Die Ast reichte die angeforderten Unterlagen nicht nach und stellte auch keinen Fristverlängerungsantrag.
Mit Berichtigungsbescheid vom 18.02.2002 forderte der Ag die gewährte Ausfuhrerstattung gem. Art. 52 der Verordnung (EG) Nr. 800/1999 unter Rücknahme des Bescheides vom 13.10.2000 mit der Begründung zurück, dass der für die differenzierte Erstattung erforderliche Ankunftsnachweis fehle.
Mit am 19.03.2002 eingegangenen Schreiben legte die Ast hiergegen Einspruch ein und stellte einen Antrag auf Aussetzung der Vollziehung. Der Ag lehnte den Antrag auf Aussetzung der Vollziehung mit Bescheid vom 11.06.2002 ab. Den hiergegen gerichteten Einspruch ebenso wie den Einspruch gegen den Berichtigungsbescheid wies er mit am 10.09.2002 zur Post gegebenen Einspruchsentscheidungen als unbegründet zurück. Der Rückforderung stünden auch die in Art. 52 Abs.4 der Verordnung (EG) Nr. 800/1999 abschließend geregelten Vertrauensschutzgründe nicht entgegen. Die Ast hätte, so der Ag, durch einen Blick in die hier maßgebliche Verordnung (EG) Nr. 1461/00 erkennen können, dass eine Differenzierung der Erstattungssätze vorliege und mithin die Regelungen in Art. 15 und 16 der Verordnung (EG) Nr. 800/1999 Anwendung fänden. Selbst gemeinschaftsrechtswidriges Verhalten einer für die Anwendung des Gemeinschaftsrechts zuständigen nationalen Stelle könne bei klarer gemeinschaftsrechtlicher Bestimmung kein berechtigtes Vertrauen auf eine gemeinschaftswidrige Behandlung begründen.
Am 07.10.2002 hat die Ast in Bezug auf den Berichtigungsbescheid Klage mit dem Ziel der Aufhebung des Bescheides erhoben und gleichzeitig bei Gericht einen Antrag auf Aussetzung der Vollziehung gestellt.
Die Ast trägt vor: Sie, die Ast, sei zum Zeitpunkt der Nachforderung der Unterlagen seitens des Ag, vierzehn Monate nach der Erteilung des Erstattungsbescheides und siebzehn Monate nach der Lieferung, nicht mehr in der Lage gewesen, das Zolldokument nachzureichen. Sie hätte dieses Dokument über den Kunden in Jugoslawien anfordern müssen. Bei rechtzeitiger Anforderung wäre dies auch erfolgreich gewesen. Aufgrund des Zeitablaufs und aufgrund der Tatsache, dass die Geschäftsbeziehung zwischen der Ast und dem Kunden in Jugoslawien inzwischen nicht mehr bestanden habe, sei eine Beschaffung des Dokuments aber im Streitfall unmöglich gewesen.

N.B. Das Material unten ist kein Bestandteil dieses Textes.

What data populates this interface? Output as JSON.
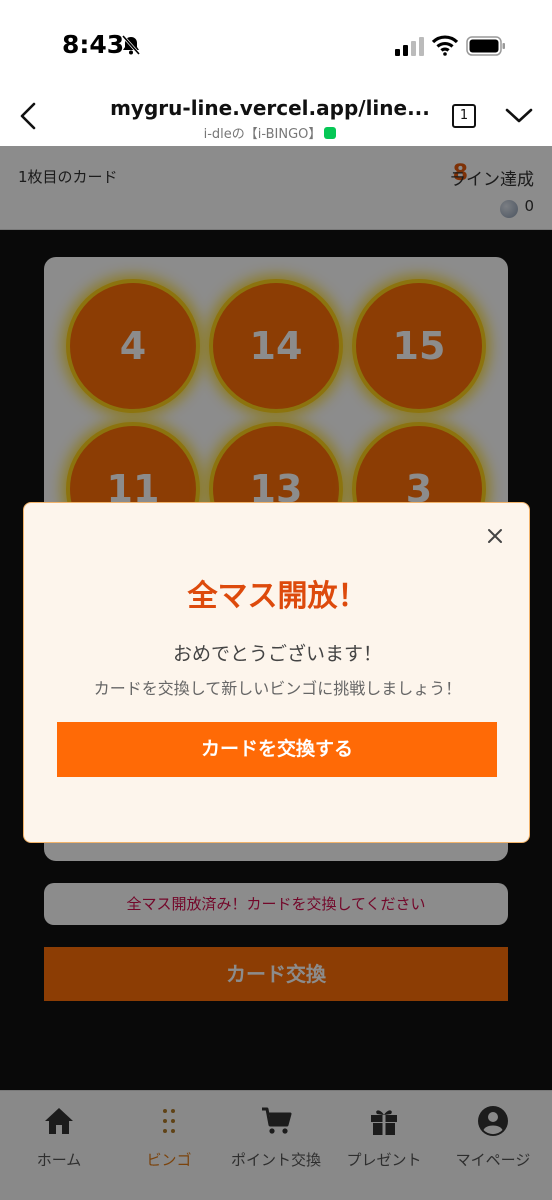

Mangelnde Sorgfalt bei der Auswahl der Geschäftspartner könne der Ast nicht vorgeworfen werden, zumal es fernliegend sei, bei Warenlieferungen in Länder außerhalb der EG bestimmte Erwartungen an die Geschäftsabwicklung zu stellen. Der Ag habe durch die ursprüngliche Gewährung der Leistung und das Abwarten von vierzehn Monaten bis zur nachträglichen Anforderung des Zolldokuments einen Vertrauenstatbestand geschaffen. Insbesondere wenn es sich wie hier um schwer zu überschauende Rechtsvorschriften und rechtliche Formalien handele, könne von dem Bürger nicht verlangt werden, dass er die Rechtslage fachkundiger beurteile als die zuständige Behörde. Das Vertrauen der Ast sei auch deshalb besonders schutzwürdig, weil die durch das Zolldokument nachzuweisende Überführung in den freien Verkehr in Jugoslawien erfolgt sei und auch von dem Ag nicht bestritten werde. Von einem Antrag auf Fristverlängerung für die Vorlage des Zolldokuments habe die Ast abgesehen, da schon zu dem Zeitpunkt der erstmaligen Anforderung des Dokuments durch den Ag keine Möglichkeit mehr zur Erlangung des Zolldokuments bestanden habe. Da die Ast ihre Sorgfaltspflichten eingehalten habe, stelle die nachträgliche Anforderung des Zolldokuments durch den Ag für sie ein unvorhergesehenes Ereignis dar, das die Annahme höherer Gewalt rechtfertige.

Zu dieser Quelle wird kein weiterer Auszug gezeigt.